En avril 2024, le Fonds souverain saoudien (PIF) a annoncé des ajustements profonds dans son plan stratégique pour les années 2026-2030. Ces modifications marquent une réduction significative des investissements dans le domaine sportif, un secteur où l’Arabie saoudite avait longtemps été un pionnier mondial.
Le projet LIV Golf, créé en 2022 pour challenger le PGA Tour, fait désormais l’objet d’une probable suppression de financement. Des sources confirment que le PIF pourrait abandonner son soutien à ce circuit, qui avait réussi à attirer les meilleurs golfeurs du monde et remettre en cause la domination historique du PGA Tour depuis 1929.

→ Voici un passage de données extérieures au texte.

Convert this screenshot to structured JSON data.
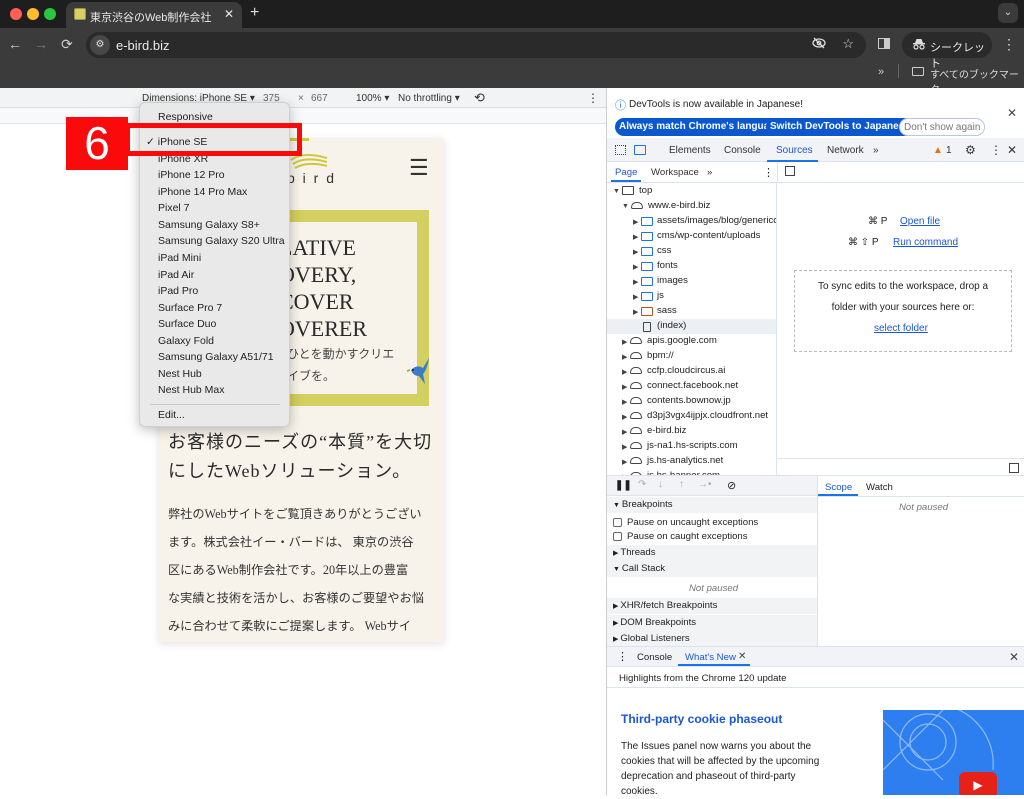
{
  "browser": {
    "tab_title": "東京渋谷のWeb制作会社｜BtoB",
    "tab_close": "✕",
    "new_tab": "+",
    "tab_menu": "⌄",
    "nav": {
      "back": "←",
      "forward": "→",
      "reload": "⟳"
    },
    "url": "e-bird.biz",
    "site_info_icon": "⚙",
    "eye_icon": "👁",
    "star_icon": "☆",
    "incognito_label": "シークレット",
    "incognito_icon": "🕵",
    "menu_icon": "⋮",
    "bookmarks_overflow": "»",
    "bookmarks_all": "すべてのブックマーク"
  },
  "device_toolbar": {
    "dimensions_label": "Dimensions: iPhone SE ▾",
    "width": "375",
    "times": "×",
    "height": "667",
    "zoom": "100% ▾",
    "throttling": "No throttling ▾",
    "rotate_icon": "⟲",
    "more_icon": "⋮"
  },
  "device_menu": {
    "items": [
      "Responsive",
      "iPhone SE",
      "iPhone XR",
      "iPhone 12 Pro",
      "iPhone 14 Pro Max",
      "Pixel 7",
      "Samsung Galaxy S8+",
      "Samsung Galaxy S20 Ultra",
      "iPad Mini",
      "iPad Air",
      "iPad Pro",
      "Surface Pro 7",
      "Surface Duo",
      "Galaxy Fold",
      "Samsung Galaxy A51/71",
      "Nest Hub",
      "Nest Hub Max"
    ],
    "selected": "iPhone SE",
    "checkmark": "✓",
    "edit": "Edit..."
  },
  "callout": {
    "number": "6",
    "color": "#fa0a0a"
  },
  "site": {
    "logo_text": "b i r d",
    "menu_icon": "☰",
    "hero_lines": [
      "LATIVE",
      "OVERY,",
      "COVER",
      "OVERER"
    ],
    "hero_sub": [
      "ひとを動かすクリエ",
      "イブを。"
    ],
    "heading": [
      "お客様のニーズの“本質”を大切",
      "にしたWebソリューション。"
    ],
    "body": [
      "弊社のWebサイトをご覧頂きありがとうござい",
      "ます。株式会社イー・バードは、 東京の渋谷",
      "区にあるWeb制作会社です。20年以上の豊富",
      "な実績と技術を活かし、お客様のご要望やお悩",
      "みに合わせて柔軟にご提案します。 Webサイ"
    ],
    "accent": "#d3cf60"
  },
  "devtools": {
    "banner": {
      "info_icon": "ⓘ",
      "text": "DevTools is now available in Japanese!",
      "btn_match": "Always match Chrome's language",
      "btn_switch": "Switch DevTools to Japanese",
      "btn_dont": "Don't show again",
      "close": "✕"
    },
    "tabs": {
      "elements": "Elements",
      "console": "Console",
      "sources": "Sources",
      "network": "Network",
      "more": "»",
      "warn_count": "1",
      "warn_icon": "▲",
      "gear": "⚙",
      "kebab": "⋮",
      "close": "✕"
    },
    "nav_tabs": {
      "page": "Page",
      "workspace": "Workspace",
      "more": "»",
      "kebab": "⋮"
    },
    "tree": {
      "top": "top",
      "origin": "www.e-bird.biz",
      "folders": [
        "assets/images/blog/genericon",
        "cms/wp-content/uploads",
        "css",
        "fonts",
        "images",
        "js",
        "sass"
      ],
      "index": "(index)",
      "domains": [
        "apis.google.com",
        "bpm://",
        "ccfp.cloudcircus.ai",
        "connect.facebook.net",
        "contents.bownow.jp",
        "d3pj3vgx4ijpjx.cloudfront.net",
        "e-bird.biz",
        "js-na1.hs-scripts.com",
        "js.hs-analytics.net",
        "js.hs-banner.com"
      ]
    },
    "editor": {
      "open_shortcut": "⌘ P",
      "open_label": "Open file",
      "run_shortcut": "⌘ ⇧ P",
      "run_label": "Run command",
      "drop_text_1": "To sync edits to the workspace, drop a",
      "drop_text_2": "folder with your sources here or:",
      "select_folder": "select folder"
    },
    "debugger": {
      "breakpoints": "Breakpoints",
      "pause_uncaught": "Pause on uncaught exceptions",
      "pause_caught": "Pause on caught exceptions",
      "threads": "Threads",
      "call_stack": "Call Stack",
      "not_paused": "Not paused",
      "xhr": "XHR/fetch Breakpoints",
      "dom": "DOM Breakpoints",
      "global": "Global Listeners",
      "scope": "Scope",
      "watch": "Watch"
    },
    "drawer": {
      "kebab": "⋮",
      "console": "Console",
      "whats_new": "What's New",
      "close_tab": "✕",
      "close": "✕",
      "highlights": "Highlights from the Chrome 120 update",
      "title": "Third-party cookie phaseout",
      "body": [
        "The Issues panel now warns you about the",
        "cookies that will be affected by the upcoming",
        "deprecation and phaseout of third-party",
        "cookies."
      ],
      "play_icon": "▶"
    }
  }
}
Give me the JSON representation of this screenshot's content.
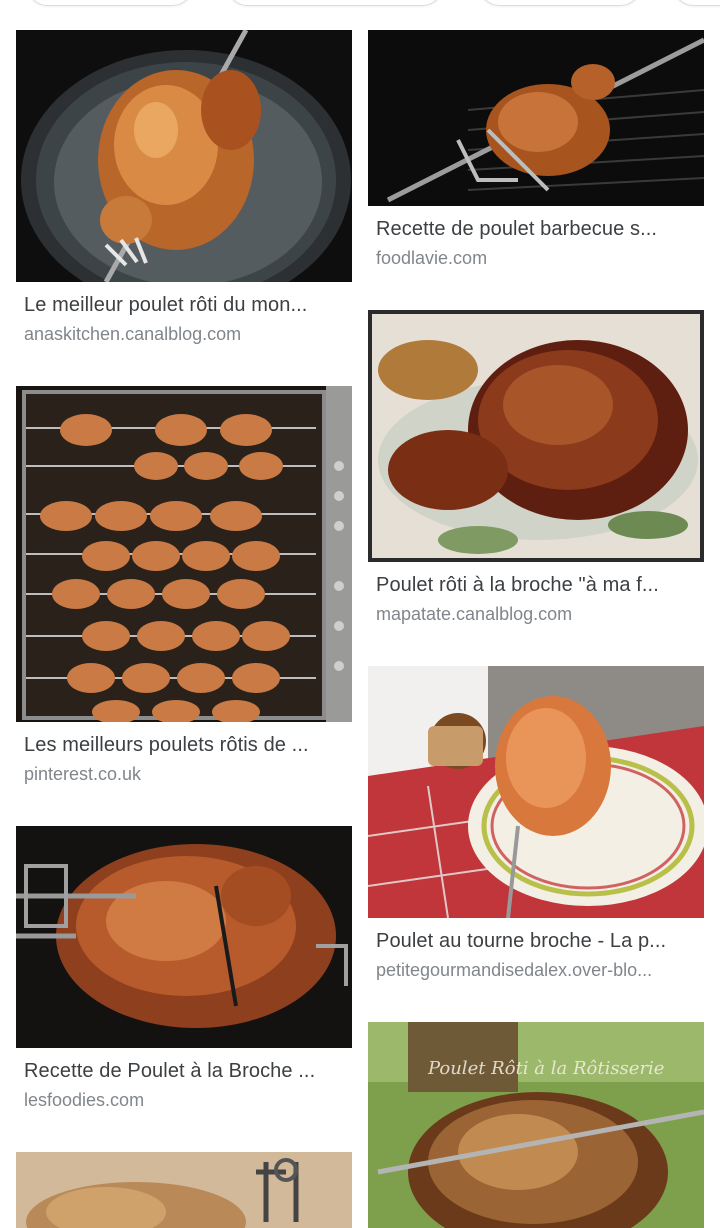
{
  "results": [
    {
      "title": "Le meilleur poulet rôti du mon...",
      "source": "anaskitchen.canalblog.com",
      "image": "roast-chicken-on-spit-plate"
    },
    {
      "title": "Recette de poulet barbecue s...",
      "source": "foodlavie.com",
      "image": "chicken-on-grill-spit"
    },
    {
      "title": "Poulet rôti à la broche \"à ma f...",
      "source": "mapatate.canalblog.com",
      "image": "glazed-roast-chicken"
    },
    {
      "title": "Les meilleurs poulets rôtis de ...",
      "source": "pinterest.co.uk",
      "image": "rotisserie-oven-many-chickens"
    },
    {
      "title": "Poulet au tourne broche - La p...",
      "source": "petitegourmandisedalex.over-blo...",
      "image": "chicken-on-plate-with-spit"
    },
    {
      "title": "Recette de Poulet à la Broche ...",
      "source": "lesfoodies.com",
      "image": "chicken-on-rotisserie-forks"
    },
    {
      "title": "",
      "source": "",
      "image": "rotisserie-spit-partial"
    },
    {
      "title": "",
      "source": "",
      "image": "poulet-roti-rotisserie-outdoor",
      "watermark": "Poulet Rôti à la Rôtisserie"
    }
  ]
}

Parallèlement, l’Arabie saoudite a vendu majoritairement Al-Hilal, club de football britannique détenu par le PIF depuis 2023, à Alwaleed bin Talal, homme d’affaires membre de la famille royale. Ce choix s’inscrit dans une stratégie préétablie pour transférer des actifs sportifs vers des investisseurs privés, tandis que Newcastle United, dont le niveau a été considérablement amélioré grâce à ces fonds, se trouve désormais confronté à un déclin progressif.
L’annonce de la révision des engagements sportifs s’inscrit dans une profonde réflexion économique. Après une crise pétrolière en 2025 et le blocus du détroit d’Ormuz, l’Arabie saoudite réalise que les ambitions initiales de Vision 2030 ne peuvent pas être réalisées sans un retour à des priorités plus concrètes. Cela s’est traduit par l’annulation du projet de rugby pour la Coupe mondiale en 2035 et le report des Jeux asiatiques d’hiver initialement prévus à Neom en 2029.
Les investissements sportifs, autrefois perçus comme une stratégie de « sportwashing » pour dissimuler les problèmes sociétals, sont désormais considérés comme un exercice de prudence économique. L’Arabie saoudite doit maintenant équilibrer ses efforts d’innovation avec la réalité des contraintes financières et des risques géopolitiques, marquant ainsi une étape cruciale dans son quête de diversification.